Today more than two thirds of internet users in the UK will be shopping, spending more than four hours searching for Black Friday deals online.
UK consumers are expected to spend a staggering £2.3 million a minute on Black Friday, a 19 percent increase on last year.
This weekend will be prime fishing ground for cybercriminals.
Customers are being warned how they can protect themselves from online thieves, retailers too will be more at risk due to the scale and nature of the information they hold.
High-profile data breaches have hit retail organisations over the past few years, exposing thousands of customers’ credit card details and personal information.
Breaches involved malware, malicious insider activity or the use of stolen credentials. Cyber criminals have become more and more sophisticated and underhand in their techniques, leaving retailers continuously playing cat and mouse in a bid to keep up.
Prioritising cyber security
Retailers are rightly concerned about keeping up with online sales over the course of the Black Friday weekend, but cyber security cannot slip down the list of priorities.
Cyber criminals will undoubtedly take advantage of online sales peaks to access networks unnoticed, or, more than likely, they will execute malware that has been sitting on the network for months.
Retail security breaches are becoming commonplace and while we know about the likes of the Tesco Bank, Three and Sage breaches, there will be a lot of retailers that are unaware they have already been compromised. Black Friday and the hype around this weekend could be an opportune moment for hackers to attack.
Hackers are so sophisticated nowadays that nobody is surprised when an organisation has been breached – what counts is how quickly it is contained and how it’s communicated to customers. Given the notion that computing environments may already be compromised, the retail industry needs to move their processes and priorities towards detecting when compromises occur, and responding to them as quickly as possible.
Sticking with basic security solutions may have worked in the years before cyber-attacks became one of – if not, the – biggest threat to organisations, but this is no longer sufficient.
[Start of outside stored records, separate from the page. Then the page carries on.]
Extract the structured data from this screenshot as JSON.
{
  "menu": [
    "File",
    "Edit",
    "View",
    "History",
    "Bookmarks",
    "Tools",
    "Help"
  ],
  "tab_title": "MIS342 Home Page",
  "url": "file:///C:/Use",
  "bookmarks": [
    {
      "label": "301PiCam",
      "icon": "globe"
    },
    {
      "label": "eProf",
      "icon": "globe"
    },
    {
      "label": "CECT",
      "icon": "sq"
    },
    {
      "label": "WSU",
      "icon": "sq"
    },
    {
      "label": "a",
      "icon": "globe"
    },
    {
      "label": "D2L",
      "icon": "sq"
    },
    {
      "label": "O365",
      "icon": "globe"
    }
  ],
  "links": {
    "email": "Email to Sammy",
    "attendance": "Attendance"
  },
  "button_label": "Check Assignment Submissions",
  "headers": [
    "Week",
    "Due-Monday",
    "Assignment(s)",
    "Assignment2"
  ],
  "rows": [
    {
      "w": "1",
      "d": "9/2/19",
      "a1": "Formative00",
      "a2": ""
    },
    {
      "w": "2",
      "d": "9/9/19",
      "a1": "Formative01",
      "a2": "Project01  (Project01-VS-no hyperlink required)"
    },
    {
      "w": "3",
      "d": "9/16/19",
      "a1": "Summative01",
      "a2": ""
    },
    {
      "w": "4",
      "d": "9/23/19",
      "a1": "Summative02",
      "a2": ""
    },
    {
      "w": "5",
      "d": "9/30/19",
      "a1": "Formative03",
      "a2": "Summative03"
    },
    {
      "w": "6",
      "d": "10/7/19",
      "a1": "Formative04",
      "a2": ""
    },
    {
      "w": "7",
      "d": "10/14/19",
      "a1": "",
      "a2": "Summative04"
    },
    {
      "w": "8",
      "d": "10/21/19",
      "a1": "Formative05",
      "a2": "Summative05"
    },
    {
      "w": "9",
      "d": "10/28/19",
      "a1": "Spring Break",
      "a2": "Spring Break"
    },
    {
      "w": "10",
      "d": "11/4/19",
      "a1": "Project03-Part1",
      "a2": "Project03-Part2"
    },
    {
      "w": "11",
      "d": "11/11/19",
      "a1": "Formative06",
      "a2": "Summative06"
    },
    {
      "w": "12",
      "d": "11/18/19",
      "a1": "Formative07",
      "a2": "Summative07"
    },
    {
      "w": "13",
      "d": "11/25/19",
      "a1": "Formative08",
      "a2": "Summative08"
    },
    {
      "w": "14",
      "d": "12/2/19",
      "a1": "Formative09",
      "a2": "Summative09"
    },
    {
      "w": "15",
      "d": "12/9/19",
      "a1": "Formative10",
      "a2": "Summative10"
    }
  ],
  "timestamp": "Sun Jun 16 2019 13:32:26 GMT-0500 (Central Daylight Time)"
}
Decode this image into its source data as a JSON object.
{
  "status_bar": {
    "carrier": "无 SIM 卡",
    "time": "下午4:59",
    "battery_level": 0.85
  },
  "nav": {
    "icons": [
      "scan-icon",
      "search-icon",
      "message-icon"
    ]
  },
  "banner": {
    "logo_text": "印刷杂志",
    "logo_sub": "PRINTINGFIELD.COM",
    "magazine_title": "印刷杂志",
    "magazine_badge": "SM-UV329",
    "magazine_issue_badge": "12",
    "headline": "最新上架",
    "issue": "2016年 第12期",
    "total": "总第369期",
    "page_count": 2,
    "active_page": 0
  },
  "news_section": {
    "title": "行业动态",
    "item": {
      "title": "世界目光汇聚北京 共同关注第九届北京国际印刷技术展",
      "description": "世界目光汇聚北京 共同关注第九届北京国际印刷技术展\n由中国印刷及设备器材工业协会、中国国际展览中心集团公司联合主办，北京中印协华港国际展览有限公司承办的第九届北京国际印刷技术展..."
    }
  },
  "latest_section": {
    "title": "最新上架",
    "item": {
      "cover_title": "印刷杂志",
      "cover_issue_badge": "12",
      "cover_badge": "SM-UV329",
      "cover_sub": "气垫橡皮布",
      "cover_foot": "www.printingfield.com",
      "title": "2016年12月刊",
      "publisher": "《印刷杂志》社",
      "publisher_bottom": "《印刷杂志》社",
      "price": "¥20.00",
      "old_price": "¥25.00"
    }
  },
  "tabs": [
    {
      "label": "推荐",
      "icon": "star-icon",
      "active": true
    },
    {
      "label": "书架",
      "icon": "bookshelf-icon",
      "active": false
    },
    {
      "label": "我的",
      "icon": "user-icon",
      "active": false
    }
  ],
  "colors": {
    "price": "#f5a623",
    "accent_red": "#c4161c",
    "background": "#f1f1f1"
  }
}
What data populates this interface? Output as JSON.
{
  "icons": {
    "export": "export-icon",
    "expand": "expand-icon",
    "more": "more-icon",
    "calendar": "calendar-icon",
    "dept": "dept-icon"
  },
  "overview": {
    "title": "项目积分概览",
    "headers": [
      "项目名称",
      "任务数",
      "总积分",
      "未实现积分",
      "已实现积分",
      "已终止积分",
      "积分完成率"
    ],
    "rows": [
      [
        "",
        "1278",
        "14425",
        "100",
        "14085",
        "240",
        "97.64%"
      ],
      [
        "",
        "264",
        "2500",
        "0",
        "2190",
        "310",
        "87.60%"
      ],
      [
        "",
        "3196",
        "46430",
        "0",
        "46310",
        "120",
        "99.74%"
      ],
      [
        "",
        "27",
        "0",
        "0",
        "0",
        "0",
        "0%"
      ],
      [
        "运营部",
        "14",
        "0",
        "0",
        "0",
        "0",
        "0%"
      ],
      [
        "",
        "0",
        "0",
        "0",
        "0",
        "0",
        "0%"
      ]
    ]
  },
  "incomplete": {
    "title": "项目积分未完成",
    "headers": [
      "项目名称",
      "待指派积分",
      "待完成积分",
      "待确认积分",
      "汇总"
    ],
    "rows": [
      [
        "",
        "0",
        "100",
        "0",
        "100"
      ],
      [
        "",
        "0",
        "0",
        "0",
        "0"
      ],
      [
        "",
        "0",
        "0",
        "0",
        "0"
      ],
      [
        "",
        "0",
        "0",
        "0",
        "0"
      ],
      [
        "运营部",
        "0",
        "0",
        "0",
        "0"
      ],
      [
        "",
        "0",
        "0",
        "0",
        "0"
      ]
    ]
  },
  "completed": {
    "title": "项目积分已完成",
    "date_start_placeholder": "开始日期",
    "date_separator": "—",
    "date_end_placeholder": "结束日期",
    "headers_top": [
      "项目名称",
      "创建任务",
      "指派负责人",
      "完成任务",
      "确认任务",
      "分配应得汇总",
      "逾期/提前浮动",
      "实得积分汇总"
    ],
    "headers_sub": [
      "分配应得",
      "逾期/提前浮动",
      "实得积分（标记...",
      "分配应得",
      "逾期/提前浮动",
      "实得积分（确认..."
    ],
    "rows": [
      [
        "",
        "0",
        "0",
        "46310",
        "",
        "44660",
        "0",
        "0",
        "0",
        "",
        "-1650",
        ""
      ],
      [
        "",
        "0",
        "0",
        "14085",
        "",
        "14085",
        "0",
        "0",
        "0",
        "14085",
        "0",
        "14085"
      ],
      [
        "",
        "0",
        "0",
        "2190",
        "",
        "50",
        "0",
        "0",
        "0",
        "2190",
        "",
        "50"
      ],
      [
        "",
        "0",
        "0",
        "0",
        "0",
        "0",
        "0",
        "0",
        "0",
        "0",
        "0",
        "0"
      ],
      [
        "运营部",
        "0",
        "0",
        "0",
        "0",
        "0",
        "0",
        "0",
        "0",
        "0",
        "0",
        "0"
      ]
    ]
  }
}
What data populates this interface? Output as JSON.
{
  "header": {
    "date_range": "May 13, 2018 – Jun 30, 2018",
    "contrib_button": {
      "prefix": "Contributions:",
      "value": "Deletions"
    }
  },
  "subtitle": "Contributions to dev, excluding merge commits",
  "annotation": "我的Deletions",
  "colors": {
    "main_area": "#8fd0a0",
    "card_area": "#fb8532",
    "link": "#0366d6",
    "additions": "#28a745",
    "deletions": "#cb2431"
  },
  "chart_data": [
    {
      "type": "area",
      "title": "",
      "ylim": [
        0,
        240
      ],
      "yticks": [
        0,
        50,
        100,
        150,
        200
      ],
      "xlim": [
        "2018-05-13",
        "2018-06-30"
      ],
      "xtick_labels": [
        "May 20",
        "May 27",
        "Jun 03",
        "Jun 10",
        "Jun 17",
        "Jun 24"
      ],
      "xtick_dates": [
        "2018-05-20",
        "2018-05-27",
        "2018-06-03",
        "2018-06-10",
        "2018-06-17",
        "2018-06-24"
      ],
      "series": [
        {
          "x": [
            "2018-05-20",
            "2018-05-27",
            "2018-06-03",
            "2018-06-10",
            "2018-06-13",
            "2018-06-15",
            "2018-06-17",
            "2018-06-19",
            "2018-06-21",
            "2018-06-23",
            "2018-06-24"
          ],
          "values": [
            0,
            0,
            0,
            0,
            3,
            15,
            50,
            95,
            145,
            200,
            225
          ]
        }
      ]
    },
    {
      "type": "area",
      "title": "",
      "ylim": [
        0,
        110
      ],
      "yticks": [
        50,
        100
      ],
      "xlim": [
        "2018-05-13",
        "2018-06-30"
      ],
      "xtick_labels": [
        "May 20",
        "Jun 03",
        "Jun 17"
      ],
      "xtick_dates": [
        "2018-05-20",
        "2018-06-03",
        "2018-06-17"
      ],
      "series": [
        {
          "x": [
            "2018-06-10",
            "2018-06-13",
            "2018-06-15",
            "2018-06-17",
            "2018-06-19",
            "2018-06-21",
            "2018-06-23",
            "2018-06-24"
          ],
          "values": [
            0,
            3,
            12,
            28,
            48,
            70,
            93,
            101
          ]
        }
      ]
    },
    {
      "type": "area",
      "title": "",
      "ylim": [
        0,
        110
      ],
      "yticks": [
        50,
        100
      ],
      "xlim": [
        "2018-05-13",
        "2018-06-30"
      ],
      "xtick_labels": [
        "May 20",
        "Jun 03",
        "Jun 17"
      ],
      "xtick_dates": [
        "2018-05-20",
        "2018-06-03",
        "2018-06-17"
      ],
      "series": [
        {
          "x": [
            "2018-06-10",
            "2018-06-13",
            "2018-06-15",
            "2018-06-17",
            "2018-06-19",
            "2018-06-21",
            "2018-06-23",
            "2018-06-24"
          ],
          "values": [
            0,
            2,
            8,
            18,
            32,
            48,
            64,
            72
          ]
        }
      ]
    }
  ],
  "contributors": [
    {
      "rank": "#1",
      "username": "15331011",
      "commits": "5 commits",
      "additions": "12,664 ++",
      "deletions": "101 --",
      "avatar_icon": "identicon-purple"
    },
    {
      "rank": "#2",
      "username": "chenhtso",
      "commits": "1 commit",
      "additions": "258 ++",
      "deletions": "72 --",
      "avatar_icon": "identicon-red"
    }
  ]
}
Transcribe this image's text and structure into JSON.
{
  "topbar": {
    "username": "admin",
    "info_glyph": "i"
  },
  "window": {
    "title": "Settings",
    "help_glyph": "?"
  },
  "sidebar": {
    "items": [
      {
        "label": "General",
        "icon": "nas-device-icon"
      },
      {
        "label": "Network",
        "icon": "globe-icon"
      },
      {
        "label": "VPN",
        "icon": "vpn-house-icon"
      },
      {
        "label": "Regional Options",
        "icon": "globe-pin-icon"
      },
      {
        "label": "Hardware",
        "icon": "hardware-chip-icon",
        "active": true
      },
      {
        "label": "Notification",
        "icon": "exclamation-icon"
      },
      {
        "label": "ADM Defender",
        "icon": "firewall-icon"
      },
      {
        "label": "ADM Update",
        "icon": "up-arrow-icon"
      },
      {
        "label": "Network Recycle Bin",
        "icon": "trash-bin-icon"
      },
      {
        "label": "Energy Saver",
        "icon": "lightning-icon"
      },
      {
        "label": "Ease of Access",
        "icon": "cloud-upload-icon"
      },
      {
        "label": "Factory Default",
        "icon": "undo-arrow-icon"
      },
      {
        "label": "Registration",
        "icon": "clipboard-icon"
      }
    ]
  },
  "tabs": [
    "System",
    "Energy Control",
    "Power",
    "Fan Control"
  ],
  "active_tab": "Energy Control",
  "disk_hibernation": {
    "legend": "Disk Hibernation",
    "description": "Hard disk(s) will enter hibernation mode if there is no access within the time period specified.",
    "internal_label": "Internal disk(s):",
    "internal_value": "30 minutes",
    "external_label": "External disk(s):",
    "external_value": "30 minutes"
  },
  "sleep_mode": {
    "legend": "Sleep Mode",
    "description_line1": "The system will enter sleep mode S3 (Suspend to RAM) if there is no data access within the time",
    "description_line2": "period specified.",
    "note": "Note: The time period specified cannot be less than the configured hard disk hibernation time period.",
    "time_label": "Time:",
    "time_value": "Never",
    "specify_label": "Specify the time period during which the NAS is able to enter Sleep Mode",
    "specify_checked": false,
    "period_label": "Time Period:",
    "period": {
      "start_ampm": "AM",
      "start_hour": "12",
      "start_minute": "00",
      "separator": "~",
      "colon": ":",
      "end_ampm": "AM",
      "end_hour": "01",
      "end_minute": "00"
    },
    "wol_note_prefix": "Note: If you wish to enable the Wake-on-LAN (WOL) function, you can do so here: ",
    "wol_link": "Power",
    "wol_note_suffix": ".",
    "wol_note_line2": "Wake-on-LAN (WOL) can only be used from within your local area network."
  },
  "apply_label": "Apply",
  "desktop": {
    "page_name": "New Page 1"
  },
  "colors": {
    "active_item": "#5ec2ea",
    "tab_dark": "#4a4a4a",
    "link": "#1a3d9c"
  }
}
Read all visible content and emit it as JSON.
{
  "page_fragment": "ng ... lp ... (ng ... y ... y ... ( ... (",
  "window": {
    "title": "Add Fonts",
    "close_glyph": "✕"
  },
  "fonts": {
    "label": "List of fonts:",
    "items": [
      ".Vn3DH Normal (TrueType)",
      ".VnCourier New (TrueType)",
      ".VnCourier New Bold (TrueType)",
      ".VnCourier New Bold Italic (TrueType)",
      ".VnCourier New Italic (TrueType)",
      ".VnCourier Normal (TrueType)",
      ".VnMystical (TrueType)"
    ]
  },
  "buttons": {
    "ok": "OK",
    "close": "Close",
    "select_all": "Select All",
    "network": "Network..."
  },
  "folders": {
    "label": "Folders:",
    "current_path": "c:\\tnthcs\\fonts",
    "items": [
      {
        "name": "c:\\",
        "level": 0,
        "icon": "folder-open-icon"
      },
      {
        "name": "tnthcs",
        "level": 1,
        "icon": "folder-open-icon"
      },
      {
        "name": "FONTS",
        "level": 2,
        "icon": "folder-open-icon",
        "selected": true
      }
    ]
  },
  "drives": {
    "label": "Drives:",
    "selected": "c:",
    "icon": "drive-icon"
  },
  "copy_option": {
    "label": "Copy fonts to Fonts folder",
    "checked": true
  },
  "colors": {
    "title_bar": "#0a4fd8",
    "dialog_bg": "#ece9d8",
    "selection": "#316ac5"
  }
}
Threat prevention itself is not obsolete, it simply means these defences cannot be relied upon to protect against determined hackers. If cybercriminals are finding new, innovative ways to get into IT systems, then logic would dictate that retailers need to find new, innovative ways of protecting their IT systems.
Continuous monitoring is key
Continuously monitoring networks at all times is now paramount in retailers’ fight against hackers. Indeed, next generation security tools are so advanced that they can detect unusual behaviour and identify threats instantly, ensuring any attempts to steal data are thwarted from the offset.
The time between detection and response is when systems are at their most vulnerable, and without a strategy in place to effectively and efficiently deal with the problem, the consequences could be far reaching. It only takes one smart hacker to expose a company, which means Black Friday has the potential to be a short-term sales win and a long-term sales loss – it’s important that retailers are taking steps to avoid the latter.